# Shark fishing on A Microskiff



## gheenoeguy (Mar 27, 2007)

http://www.youtube.com/watch?v=VJnxYsZNzwM&eurl=http://www.70percent.org/blog/cant-afford-a-ski/


----------



## deerfly (Mar 10, 2007)

thats badazz right there.


----------



## deerfly (Mar 10, 2007)

I wonder what kind of engine was in that thing, merc or yami?


----------



## tom_in_orl (Dec 9, 2006)

Yeah buddy!!!!!! He must have a few screws loose to tray that. I like his style.


----------



## aaronshore (Aug 24, 2007)

All people with long hair are crazy!!!


----------



## HaMm3r (Dec 11, 2006)

That guy's got a pair of rocks on him! Too bad they're in his head. ;D


----------



## flatsboater72 (May 8, 2008)

Love how all those people think its real. Couple of things I would like to say. If you throw a rod/reel full of multiple pounds of meat off a pier it sinks like an anvil, the shark if really that close would have nailed that bait before the guy ever got it back from the bottom of the sea floor, the last time I caught a shark he didnt swim nice and straight, beautifully displaying its dorsal fin, with a wake behind him. I think you know my opinion on this new addition to our internet fakes....lol this reminds me of the kid with the shark fin in the original JAWS.


----------



## deerfly (Mar 10, 2007)

who around here really knows what the purpose of this thing was. I'd have to guess they weren't trying to fool anyone that wouldn't be fooled. But what ever that machine is made from it sure seems like a lot of trouble for a practical joke, hauls a$$ tho. Its still a pretty cool spoof.  He must be using braid on the rod too, mono would stretch too much. Maybe thats it, it was done as an advertisement for spider wire.


----------



## gheenoeguy (Mar 27, 2007)

I didn't think it was real. I never saw A shark take A bait and and fight on the surface like that.


----------



## litlblusrn4bigred (Jan 8, 2007)

> If you throw a rod/reel full of multiple pounds of meat off a pier it sinks like an anvil, the shark if really that close would have nailed that bait before the guy ever got it back from the bottom of the sea floor, the last time I caught a shark he didnt swim nice and straight, beautifully displaying its dorsal fin, with a wake behind him.

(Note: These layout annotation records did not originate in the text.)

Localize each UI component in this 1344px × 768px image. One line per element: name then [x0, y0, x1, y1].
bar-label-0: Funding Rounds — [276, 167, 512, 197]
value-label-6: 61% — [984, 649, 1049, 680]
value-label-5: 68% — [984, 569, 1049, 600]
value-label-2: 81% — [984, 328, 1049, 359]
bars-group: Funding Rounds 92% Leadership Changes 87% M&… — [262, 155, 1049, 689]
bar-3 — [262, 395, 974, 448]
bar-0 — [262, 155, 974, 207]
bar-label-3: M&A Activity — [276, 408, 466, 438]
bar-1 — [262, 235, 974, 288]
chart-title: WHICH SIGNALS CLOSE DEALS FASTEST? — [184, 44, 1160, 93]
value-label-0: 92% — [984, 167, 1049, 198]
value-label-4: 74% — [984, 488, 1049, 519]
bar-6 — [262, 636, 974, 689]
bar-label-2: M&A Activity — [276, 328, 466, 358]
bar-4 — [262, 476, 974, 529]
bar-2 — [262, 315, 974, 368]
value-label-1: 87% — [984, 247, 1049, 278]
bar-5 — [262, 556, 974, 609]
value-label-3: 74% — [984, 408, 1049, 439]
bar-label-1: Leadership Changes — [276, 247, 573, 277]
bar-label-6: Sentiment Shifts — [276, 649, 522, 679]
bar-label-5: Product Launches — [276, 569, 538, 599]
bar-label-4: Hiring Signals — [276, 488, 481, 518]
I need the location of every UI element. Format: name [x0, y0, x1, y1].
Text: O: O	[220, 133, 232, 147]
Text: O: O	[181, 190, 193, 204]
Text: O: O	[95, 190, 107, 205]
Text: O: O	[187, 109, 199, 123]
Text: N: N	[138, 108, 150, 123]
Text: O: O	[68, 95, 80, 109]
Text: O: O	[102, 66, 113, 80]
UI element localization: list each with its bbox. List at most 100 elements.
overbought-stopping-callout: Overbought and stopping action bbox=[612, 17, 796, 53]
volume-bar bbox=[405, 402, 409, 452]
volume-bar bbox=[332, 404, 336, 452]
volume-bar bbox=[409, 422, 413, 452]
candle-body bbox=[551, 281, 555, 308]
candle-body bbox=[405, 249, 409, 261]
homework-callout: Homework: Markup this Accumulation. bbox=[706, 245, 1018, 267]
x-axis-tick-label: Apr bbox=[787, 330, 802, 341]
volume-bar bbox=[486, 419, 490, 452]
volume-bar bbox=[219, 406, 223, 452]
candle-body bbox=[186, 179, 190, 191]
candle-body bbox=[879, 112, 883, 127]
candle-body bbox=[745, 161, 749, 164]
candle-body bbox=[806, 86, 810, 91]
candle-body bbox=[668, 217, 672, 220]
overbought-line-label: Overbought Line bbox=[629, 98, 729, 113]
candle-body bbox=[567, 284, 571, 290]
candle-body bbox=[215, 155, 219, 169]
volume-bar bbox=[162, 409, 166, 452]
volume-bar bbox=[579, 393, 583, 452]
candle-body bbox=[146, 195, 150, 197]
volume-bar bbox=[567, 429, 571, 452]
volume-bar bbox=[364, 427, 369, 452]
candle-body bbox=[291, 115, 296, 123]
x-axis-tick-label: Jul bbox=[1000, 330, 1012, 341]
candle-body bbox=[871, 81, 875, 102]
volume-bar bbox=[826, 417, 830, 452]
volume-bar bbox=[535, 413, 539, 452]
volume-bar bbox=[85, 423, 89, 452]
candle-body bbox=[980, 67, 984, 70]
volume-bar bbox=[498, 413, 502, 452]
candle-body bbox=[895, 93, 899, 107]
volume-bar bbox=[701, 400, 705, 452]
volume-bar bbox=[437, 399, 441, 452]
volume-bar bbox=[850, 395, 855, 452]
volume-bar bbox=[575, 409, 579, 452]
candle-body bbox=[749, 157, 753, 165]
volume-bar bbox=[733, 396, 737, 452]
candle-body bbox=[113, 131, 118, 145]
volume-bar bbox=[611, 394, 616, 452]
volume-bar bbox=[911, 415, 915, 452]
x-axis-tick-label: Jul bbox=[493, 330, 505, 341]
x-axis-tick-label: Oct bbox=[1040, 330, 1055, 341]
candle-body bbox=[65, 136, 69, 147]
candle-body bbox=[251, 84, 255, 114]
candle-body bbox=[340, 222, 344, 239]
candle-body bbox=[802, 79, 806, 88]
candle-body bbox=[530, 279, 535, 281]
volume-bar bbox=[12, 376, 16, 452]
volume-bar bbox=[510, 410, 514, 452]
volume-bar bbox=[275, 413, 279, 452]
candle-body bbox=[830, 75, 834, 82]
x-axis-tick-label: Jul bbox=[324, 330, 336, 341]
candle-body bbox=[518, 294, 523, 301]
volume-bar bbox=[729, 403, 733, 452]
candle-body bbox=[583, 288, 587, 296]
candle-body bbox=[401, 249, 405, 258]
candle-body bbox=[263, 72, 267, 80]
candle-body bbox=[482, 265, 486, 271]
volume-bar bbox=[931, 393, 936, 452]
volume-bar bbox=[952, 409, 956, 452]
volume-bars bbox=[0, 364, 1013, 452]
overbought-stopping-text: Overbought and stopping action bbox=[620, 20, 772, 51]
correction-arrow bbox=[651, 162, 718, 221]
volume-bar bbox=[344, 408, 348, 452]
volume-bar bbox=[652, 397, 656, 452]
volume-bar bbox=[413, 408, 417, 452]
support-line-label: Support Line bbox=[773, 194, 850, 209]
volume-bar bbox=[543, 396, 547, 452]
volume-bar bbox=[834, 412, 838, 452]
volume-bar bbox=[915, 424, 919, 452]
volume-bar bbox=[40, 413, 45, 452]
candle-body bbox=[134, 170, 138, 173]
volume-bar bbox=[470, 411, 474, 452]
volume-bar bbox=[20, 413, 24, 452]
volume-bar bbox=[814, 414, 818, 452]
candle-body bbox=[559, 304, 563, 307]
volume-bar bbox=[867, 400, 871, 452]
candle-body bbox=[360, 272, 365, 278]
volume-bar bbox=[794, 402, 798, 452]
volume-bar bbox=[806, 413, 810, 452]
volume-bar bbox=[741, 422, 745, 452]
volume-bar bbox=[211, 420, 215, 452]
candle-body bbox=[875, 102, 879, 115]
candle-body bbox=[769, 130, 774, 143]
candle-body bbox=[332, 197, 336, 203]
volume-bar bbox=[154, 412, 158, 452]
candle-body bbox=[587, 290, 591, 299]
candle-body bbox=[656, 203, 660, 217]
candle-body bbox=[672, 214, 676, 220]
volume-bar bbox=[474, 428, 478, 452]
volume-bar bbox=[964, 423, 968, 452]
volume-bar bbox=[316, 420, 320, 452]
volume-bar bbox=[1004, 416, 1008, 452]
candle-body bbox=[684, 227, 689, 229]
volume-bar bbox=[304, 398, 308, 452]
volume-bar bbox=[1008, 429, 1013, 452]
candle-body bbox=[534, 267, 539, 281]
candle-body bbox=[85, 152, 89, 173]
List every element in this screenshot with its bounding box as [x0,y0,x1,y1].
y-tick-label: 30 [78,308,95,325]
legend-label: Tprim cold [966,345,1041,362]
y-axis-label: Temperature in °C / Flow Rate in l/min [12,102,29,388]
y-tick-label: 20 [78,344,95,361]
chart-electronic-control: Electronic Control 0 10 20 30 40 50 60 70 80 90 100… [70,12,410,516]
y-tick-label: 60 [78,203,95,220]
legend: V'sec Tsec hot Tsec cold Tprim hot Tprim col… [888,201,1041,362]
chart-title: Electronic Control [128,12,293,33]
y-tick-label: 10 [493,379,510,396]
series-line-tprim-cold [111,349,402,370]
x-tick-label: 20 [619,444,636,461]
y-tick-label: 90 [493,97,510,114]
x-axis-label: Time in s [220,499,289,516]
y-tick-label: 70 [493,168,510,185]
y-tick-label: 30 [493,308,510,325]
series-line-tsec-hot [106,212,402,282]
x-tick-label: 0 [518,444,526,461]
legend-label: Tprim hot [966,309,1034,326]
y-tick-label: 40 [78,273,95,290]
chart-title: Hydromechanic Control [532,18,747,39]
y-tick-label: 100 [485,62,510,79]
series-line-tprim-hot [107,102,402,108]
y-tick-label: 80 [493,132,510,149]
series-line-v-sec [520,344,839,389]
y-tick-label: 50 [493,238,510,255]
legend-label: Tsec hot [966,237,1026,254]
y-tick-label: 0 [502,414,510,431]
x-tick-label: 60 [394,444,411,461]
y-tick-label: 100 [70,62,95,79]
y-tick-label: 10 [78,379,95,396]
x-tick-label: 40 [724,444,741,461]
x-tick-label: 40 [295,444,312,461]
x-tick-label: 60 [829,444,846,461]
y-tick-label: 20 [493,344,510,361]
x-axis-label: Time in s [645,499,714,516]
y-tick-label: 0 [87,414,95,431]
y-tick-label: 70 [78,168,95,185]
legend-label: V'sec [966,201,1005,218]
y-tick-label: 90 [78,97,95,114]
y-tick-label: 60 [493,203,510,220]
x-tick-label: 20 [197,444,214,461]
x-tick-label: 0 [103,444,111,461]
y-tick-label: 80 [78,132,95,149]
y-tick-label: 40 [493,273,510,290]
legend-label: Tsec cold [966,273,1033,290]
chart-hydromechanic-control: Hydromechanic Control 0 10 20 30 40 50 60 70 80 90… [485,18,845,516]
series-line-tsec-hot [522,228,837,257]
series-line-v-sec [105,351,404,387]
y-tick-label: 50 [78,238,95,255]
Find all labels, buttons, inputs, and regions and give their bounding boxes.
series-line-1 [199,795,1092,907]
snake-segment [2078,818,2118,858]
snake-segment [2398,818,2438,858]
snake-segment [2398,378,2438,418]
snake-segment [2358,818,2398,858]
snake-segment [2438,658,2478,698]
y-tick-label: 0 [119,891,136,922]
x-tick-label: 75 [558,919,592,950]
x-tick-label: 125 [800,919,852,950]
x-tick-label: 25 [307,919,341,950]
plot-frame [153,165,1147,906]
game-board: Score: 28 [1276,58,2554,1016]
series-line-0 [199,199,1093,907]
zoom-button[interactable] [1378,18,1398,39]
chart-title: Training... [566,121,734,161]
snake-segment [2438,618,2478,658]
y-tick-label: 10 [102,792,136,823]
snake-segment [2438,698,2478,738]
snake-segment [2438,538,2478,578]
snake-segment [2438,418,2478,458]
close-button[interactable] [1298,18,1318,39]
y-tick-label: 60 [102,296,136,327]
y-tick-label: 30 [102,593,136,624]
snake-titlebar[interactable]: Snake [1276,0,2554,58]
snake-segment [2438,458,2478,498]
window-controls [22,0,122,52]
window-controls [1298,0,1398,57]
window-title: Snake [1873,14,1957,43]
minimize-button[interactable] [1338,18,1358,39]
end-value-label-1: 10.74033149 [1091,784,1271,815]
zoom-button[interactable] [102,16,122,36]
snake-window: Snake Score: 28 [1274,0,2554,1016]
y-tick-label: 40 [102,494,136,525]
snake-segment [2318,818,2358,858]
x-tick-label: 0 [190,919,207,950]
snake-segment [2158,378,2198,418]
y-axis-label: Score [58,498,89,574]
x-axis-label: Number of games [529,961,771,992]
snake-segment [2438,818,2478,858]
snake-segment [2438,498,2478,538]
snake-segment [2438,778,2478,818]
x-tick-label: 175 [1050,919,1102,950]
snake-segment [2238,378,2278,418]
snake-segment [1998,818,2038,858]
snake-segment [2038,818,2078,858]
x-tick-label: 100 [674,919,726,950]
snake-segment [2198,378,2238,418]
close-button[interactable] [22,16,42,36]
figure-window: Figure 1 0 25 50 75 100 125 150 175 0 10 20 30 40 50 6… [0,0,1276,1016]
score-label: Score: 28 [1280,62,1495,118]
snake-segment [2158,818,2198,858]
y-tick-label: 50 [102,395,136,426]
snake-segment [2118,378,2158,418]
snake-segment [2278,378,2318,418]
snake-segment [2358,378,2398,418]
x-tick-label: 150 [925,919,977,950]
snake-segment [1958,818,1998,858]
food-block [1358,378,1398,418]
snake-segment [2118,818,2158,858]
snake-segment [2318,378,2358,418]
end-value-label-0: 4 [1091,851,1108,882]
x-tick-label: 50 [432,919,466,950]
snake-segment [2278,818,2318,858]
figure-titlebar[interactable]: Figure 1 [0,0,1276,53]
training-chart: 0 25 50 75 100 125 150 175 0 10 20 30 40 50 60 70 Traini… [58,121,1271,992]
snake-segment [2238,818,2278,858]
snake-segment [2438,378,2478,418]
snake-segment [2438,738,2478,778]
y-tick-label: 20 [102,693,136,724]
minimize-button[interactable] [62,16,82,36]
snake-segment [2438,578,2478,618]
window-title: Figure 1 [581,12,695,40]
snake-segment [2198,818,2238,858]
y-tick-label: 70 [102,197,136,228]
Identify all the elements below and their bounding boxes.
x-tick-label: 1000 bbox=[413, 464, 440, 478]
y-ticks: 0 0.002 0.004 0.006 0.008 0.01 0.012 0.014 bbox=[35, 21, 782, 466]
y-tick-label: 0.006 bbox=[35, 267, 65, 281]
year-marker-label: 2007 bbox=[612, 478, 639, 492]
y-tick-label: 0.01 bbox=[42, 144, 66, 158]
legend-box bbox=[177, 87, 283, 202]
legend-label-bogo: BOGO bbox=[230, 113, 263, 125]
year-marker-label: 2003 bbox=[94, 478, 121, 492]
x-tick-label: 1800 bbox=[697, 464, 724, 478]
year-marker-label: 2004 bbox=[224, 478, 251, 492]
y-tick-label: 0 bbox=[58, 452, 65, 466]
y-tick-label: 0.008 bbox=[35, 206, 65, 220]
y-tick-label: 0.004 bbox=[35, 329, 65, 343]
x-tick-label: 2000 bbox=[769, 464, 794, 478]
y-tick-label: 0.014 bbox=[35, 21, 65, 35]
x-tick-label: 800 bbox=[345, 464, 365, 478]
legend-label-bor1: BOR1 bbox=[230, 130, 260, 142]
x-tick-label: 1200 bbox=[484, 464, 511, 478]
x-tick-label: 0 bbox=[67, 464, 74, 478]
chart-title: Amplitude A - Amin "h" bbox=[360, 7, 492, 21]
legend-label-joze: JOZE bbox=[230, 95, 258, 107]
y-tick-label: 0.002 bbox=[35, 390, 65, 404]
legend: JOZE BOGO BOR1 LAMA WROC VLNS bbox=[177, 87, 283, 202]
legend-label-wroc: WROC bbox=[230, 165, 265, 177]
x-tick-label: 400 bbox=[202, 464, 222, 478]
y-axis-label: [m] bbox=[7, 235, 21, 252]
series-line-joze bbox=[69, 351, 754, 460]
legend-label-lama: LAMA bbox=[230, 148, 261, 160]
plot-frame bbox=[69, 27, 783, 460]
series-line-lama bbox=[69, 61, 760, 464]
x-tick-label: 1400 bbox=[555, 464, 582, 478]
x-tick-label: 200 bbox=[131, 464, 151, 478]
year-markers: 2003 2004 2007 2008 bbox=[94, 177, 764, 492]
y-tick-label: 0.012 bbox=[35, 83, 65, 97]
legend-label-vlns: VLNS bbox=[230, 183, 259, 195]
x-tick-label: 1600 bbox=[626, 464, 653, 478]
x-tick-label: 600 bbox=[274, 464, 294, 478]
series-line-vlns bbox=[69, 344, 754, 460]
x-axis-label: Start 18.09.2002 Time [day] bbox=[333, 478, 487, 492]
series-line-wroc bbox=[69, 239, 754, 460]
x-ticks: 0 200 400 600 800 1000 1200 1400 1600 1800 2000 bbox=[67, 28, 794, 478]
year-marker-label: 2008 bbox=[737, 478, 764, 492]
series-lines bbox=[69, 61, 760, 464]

I would venture to say that the red/white floatation device that he had on the butt of the rod might help it float. I dont see where this isnt fake. It "looks" very real to me. I dont see no photo shop used. I would also venture to say that the shark looks really big and I dont see any reason why a shark wouldnt go in a straight line. Why cant anyone beive that it is real? I see nothing that says its not real. AND why did he throw the rod and reel into the water when he was ready to surf instead of fighting the fish? Thats the ONLY thing that is throwing me off. It all "looks" very real to me.


----------



## Big_Fish (Dec 10, 2006)

look closly at the prop wash in front of him and the shark , they kept the boat out of frame


----------



## choppercity47 (Jul 30, 2007)

TOTALLY FAKE GUYS c'mon no questions asked.


----------



## thresher (Dec 18, 2006)

Frivolity but entertaining. The work involved isn't always rewarded so kudos to those guys for working so hard to make an entertaining bit of film. It reminded me too of that bit with the shark fin from Jaws. Hilarious.


----------



## stickwaver (May 13, 2008)

HAHA thats funny... I don't care if its not real! What a good idea for a film!


----------



## tailchaser (Mar 16, 2008)

Entertaining, but not as much as watching you guys argue if it's real or not. Kind of like sitting at the in-laws and saying that the WWF is fake.


----------



## inboardgheenoeguy (Dec 17, 2006)

The WWF is FAKE?!


----------